The company announced last week that is ready to resume the formal environmental assessment (EA) process for Wheeler River project, poised to be Canada’s first in-situ recovery uranium mine.
Denison had paused the process in March, due to restrictions related to covid-19 measures.
“The Waterbury PEA further demonstrates the potential for the ISR mining method to change Canada’s global competitiveness in the uranium mining sector – without requiring the discovery and development of massive-scale uranium mines,” said Denison president and CEO David Cates.

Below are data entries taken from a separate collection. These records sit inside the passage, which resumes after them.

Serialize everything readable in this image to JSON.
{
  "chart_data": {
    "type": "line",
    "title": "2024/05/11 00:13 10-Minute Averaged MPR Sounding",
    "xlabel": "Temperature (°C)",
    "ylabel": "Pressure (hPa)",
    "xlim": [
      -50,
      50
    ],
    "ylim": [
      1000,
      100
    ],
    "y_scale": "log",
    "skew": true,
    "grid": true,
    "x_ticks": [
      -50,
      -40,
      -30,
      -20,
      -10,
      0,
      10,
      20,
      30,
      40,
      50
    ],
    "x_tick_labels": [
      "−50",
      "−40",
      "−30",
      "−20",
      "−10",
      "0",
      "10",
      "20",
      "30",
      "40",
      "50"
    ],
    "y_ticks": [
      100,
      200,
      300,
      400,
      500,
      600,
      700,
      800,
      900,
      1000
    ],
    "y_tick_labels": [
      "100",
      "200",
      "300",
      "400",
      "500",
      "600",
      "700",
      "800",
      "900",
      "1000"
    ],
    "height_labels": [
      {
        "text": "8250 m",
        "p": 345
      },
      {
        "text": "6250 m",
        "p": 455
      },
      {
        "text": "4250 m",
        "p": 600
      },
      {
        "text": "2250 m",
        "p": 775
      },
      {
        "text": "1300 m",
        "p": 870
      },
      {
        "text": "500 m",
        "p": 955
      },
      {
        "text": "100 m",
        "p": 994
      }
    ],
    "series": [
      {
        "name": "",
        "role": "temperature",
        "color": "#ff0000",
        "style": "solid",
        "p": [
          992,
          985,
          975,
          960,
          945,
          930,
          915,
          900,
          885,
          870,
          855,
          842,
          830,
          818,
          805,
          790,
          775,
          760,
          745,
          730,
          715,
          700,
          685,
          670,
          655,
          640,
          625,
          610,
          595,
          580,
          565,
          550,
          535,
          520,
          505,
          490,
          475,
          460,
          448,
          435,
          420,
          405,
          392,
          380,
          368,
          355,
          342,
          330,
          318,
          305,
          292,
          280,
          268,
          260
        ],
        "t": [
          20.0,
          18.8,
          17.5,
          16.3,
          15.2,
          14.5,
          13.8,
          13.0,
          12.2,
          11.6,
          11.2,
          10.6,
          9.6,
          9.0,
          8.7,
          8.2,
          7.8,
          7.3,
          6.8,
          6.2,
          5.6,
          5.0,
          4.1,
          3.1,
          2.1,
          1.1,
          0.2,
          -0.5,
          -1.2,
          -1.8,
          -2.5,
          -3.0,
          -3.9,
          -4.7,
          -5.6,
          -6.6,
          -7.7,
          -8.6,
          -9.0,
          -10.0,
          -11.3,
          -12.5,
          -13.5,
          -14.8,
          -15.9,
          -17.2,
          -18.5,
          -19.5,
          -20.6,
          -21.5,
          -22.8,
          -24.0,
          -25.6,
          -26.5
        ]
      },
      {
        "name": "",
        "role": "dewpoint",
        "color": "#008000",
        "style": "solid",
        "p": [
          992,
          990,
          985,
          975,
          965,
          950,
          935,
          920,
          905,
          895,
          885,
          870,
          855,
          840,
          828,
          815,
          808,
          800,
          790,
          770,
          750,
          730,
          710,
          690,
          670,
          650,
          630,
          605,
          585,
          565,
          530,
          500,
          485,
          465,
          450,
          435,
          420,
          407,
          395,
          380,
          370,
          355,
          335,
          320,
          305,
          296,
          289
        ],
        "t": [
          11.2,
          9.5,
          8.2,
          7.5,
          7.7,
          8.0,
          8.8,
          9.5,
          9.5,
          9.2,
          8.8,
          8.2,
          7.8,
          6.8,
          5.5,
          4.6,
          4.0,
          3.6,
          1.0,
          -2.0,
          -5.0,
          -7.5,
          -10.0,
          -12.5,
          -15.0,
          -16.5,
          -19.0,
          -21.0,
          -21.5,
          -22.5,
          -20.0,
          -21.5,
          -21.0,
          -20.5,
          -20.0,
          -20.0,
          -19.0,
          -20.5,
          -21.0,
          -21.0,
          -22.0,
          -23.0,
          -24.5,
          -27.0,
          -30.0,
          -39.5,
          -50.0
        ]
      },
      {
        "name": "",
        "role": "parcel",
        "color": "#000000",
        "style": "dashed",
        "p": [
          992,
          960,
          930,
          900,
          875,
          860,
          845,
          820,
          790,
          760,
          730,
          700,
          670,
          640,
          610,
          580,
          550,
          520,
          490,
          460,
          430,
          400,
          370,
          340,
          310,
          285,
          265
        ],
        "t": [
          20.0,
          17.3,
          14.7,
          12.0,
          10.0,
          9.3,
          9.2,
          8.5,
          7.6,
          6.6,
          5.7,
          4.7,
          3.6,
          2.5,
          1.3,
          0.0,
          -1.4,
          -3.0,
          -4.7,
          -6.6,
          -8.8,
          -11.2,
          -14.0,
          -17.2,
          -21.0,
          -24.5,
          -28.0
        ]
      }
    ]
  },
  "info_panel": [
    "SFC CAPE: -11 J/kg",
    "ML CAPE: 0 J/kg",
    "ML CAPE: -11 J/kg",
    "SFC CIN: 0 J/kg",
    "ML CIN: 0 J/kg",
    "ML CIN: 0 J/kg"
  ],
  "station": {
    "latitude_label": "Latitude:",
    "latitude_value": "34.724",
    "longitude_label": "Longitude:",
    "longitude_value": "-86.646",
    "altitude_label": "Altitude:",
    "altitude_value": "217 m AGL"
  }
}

“The selection of the ISR mining method for the Tthe Heldeth Túé deposit has transformed our expectations for the project – generating robust preliminary financial results with comparatively modest upfront capital costs.”
Denison’s plan for the project includes a ‘freeze wall’ design adapted from the ‘freeze dome’ outlined for the Phoenix deposit in the Wheeler River Pre-Feasibility Study.
“The freeze wall design allows for the containment of a smaller area and a significant reduction in up front capital costs, as compared to the ‘freeze dome.” said David Bronkhorst, VP operations of Denison.